RFI-DRUnet: Restoring dynamic spectra corrupted by radio frequency interference -- Application to pulsar observations
Xiao Zhang, Ismaël Cognard, Nicolas Dobigeon
TL;DR
This work reframes radio frequency interference mitigation in pulsar observations as a restoration problem rather than a pure detection task. It introduces RFI-DRUnet, a DRUNet-inspired deep network trained on a physics- and statistics-based data-generation framework that separately simulates pulsar signals and RFI before combining them into realistic, labeled dynamic spectra. Across extensive synthetic experiments, the method achieves high-quality restoration and competitive RFI detection, and importantly, enables pulsar TOA estimation with accuracy close to that obtained from pristine, RFI-free data.
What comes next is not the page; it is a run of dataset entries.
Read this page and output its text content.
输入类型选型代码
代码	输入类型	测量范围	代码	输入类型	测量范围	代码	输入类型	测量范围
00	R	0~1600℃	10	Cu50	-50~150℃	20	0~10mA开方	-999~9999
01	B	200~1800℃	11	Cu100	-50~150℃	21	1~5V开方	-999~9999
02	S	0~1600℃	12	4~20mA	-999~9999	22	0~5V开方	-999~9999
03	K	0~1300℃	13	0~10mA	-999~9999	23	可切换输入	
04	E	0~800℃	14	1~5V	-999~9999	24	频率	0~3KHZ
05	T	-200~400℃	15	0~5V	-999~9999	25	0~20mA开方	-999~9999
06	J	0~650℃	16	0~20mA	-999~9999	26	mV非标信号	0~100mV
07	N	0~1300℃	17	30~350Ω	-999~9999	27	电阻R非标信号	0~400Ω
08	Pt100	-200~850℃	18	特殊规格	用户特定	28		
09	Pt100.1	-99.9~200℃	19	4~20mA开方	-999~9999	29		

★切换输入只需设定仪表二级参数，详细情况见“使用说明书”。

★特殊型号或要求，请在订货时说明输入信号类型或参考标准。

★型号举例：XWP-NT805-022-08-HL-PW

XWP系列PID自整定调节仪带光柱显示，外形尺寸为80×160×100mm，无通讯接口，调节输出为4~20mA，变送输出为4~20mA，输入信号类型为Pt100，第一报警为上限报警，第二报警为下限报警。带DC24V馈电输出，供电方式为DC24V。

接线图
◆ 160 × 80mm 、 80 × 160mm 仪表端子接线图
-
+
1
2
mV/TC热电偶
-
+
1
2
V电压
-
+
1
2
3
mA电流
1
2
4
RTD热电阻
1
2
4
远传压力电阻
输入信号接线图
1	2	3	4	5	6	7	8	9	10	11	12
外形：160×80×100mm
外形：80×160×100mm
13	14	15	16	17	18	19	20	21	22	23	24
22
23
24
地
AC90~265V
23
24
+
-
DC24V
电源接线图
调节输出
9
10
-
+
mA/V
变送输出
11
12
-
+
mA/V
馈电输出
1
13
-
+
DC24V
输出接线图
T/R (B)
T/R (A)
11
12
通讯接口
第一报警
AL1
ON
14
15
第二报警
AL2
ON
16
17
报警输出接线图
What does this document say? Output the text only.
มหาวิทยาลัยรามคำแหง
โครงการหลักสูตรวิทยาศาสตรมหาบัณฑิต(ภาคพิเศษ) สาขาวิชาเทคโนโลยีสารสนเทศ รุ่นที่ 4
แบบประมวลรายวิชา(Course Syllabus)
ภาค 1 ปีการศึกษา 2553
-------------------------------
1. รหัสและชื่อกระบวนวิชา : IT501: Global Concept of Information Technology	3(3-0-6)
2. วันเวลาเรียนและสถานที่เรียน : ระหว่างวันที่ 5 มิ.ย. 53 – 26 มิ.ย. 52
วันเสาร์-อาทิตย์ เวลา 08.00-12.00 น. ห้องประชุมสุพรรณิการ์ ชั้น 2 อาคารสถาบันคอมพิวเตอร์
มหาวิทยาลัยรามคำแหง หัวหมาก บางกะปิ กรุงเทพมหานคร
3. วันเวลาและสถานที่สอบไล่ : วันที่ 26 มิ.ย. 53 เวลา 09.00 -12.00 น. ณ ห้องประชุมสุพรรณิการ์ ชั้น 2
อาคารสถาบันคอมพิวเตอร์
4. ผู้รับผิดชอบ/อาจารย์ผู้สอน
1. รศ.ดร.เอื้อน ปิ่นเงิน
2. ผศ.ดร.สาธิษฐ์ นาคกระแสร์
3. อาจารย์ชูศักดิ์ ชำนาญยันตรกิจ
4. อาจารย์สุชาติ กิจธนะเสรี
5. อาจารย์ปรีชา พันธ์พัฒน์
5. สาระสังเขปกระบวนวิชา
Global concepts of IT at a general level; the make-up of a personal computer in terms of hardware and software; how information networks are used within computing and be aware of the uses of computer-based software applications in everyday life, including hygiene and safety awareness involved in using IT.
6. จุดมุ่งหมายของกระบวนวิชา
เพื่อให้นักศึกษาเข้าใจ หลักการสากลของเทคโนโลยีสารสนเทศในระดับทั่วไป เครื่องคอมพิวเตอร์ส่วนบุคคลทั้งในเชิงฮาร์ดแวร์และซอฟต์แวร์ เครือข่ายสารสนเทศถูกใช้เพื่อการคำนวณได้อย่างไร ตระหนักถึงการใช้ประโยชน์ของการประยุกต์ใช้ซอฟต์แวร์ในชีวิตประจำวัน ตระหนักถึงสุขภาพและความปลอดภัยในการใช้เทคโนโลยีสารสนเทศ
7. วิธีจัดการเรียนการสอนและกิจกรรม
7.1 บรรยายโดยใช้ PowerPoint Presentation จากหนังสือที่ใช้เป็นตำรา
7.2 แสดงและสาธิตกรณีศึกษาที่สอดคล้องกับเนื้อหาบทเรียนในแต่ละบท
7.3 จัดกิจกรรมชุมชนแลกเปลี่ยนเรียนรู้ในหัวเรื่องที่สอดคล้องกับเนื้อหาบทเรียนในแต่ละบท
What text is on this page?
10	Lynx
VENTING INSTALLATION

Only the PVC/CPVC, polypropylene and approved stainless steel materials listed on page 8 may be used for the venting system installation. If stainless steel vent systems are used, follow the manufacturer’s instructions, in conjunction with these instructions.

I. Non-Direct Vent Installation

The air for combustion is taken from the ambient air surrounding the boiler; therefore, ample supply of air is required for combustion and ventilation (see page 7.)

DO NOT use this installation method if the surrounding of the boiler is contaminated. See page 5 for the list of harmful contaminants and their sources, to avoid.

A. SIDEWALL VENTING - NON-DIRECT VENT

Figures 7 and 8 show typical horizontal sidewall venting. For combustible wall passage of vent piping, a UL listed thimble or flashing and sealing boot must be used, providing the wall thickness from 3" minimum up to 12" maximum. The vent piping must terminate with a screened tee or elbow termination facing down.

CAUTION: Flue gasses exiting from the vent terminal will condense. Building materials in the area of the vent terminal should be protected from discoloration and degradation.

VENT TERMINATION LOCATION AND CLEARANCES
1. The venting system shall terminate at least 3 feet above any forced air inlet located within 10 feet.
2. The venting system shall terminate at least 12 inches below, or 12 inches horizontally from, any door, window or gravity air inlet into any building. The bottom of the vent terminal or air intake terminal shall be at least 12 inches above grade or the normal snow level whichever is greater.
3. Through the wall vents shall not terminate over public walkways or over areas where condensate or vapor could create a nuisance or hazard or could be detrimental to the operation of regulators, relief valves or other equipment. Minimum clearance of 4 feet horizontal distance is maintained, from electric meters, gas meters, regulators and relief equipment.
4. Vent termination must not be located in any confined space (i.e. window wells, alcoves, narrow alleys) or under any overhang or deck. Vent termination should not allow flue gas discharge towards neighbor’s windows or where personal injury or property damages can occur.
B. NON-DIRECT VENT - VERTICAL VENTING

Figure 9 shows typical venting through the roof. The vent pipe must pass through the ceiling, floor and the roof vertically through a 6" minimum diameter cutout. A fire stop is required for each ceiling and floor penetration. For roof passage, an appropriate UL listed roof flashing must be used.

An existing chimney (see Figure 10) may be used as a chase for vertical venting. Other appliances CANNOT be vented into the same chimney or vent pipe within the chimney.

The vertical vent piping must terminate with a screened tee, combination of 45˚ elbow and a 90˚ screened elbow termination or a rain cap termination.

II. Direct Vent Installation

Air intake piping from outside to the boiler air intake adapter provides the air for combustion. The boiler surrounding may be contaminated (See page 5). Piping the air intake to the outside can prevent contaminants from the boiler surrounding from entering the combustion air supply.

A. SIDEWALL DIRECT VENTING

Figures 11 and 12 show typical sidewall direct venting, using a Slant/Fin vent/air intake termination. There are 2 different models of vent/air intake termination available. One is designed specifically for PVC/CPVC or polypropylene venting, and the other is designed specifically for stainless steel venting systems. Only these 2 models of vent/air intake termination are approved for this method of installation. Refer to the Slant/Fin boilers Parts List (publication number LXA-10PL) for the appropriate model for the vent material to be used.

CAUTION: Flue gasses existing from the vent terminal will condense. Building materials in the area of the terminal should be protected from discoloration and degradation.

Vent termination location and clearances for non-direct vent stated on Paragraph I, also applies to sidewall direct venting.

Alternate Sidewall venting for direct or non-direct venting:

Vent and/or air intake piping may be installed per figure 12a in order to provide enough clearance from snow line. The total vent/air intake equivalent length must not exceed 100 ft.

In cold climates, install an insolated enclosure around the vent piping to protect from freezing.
The study demonstrates the practical value of restoring corrupted dynamic spectra for precision pulsar timing and outlines future directions for incorporating phase information and real-time deployment.
Abstract
Radio frequency interference (RFI) have been an enduring concern in radio astronomy, particularly for the observations of pulsars which require high timing precision and data sensitivity. In most works of the literature, RFI mitigation has been formulated as a detection task that consists of localizing possible RFI in dynamic spectra. This strategy inevitably leads to a potential loss of information since parts of the signal identified as possibly RFI-corrupted are generally not considered in the subsequent data processing pipeline. Conversely, this work proposes to tackle RFI mitigation as a joint detection and restoration that allows parts of the dynamic spectrum affected by RFI to be not only identified but also recovered. The proposed supervised method relies on a deep convolutional network whose architecture inherits the performance reached by a recent yet popular image-denoising network. To train this network, a whole simulation framework is built to generate large data sets according to physics-inspired and statistical models of the pulsar signals and of the RFI. The relevance of the proposed approach is quantitatively assessed by conducting extensive experiments. In particular, the results show that the restored dynamic spectra are sufficiently reliable to estimate pulsar times-of-arrivals with an accuracy close to the one that would be obtained from RFI-free signals.